4. Visit Montpellier’s markets
If you are a fan of markets, you’ll be delighted to learn that Montpellier has a great variety. Some of these markets are housed in dedicated market halls while others take place outside. In addition, there are themed markets devoted to everything from antiques and books to plants and flowers.
Montpellier’s historic center has two covered market buildings—the Halles Laissac and the Halles Castellane. The Halles Laissac is housed in a modern building that was opened in 2018. Underneath the red, yellow, and green dome, you’ll find stands brimming with fresh seafood, colorful produce, olives, and a superb variety of cheese. It is even possible to purchase items and have them prepared on-site so that you can enjoy them there.

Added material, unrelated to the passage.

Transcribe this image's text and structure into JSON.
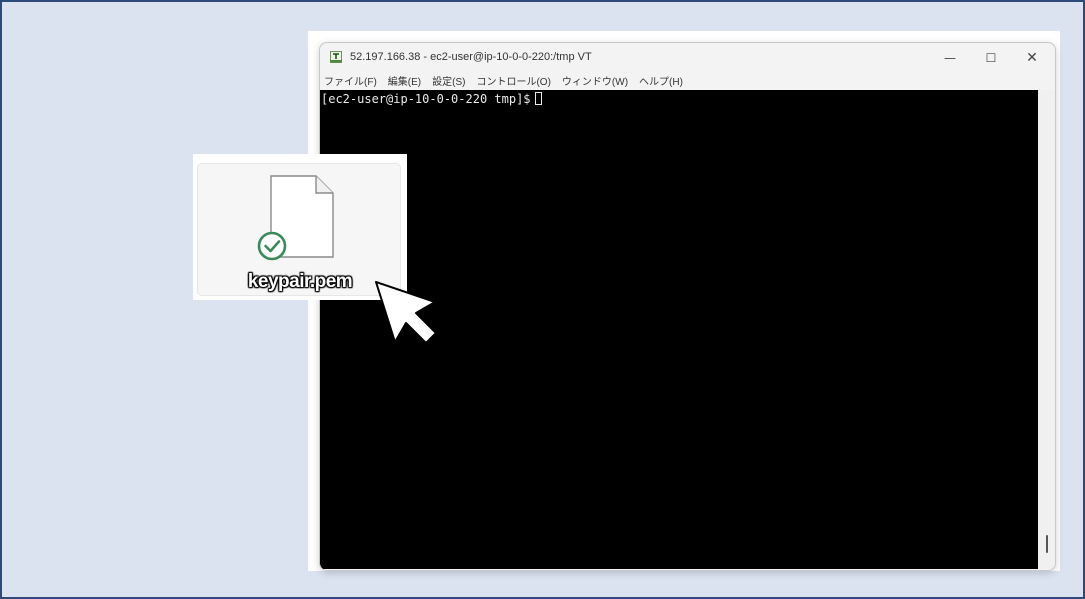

The city’s markets take place on different days of the week, so consult the schedules at the tourist office.
5. Soak up culture and history
Established more than 1,000 years ago, Montpellier is brimming with culture and history.
The Fabre Museum (Musée Fabre) is one of Montpellier’s most-esteemed attractions. Home to one of the country’s best fine art collections, the museum houses paintings, sculptures, and drawings from the 14th to 21st centuries. Monet, Rubens, Degas, and Brueghel are represented in the collection, and there are also pieces created by accomplished artists from around the region. Tickets cost around $9 Euros.
Montpellier’s most well-known church is the Cathédrale Saint-Pierre. The Gothic building’s exterior columns are massive in scale and look as though they belong on a fortress. This structure was originally a 14th-century church that was part of a monastery. A few centuries later, it was transformed into a cathedral. Saint-Pierre was damaged during the Wars of Religion, which led to parts of the structure being rebuilt. It is free to enter.
Located next to the cathedral is Montpellier’s Faculty of Medicine. Inside is the Anatomy Conservatory, which houses more than 5,000 anatomical parts and models. The conservatory was created for teaching purposes and is open upon request.
Montpellier has two opera houses—the more contemporary Berlioz (which was built in 1990), and the Opéra Comédie. The 19th-century Opéra Comédie features a magnificent interior that’s rich with gilding and red accents. Both venues host regular musical performances.
The city has several annual cultural events, including the International Guitar Festival, Festival de Radio France et Montpellier (which features opera, classical music, and jazz), and Cinémed, the International Mediterranean Film Festival.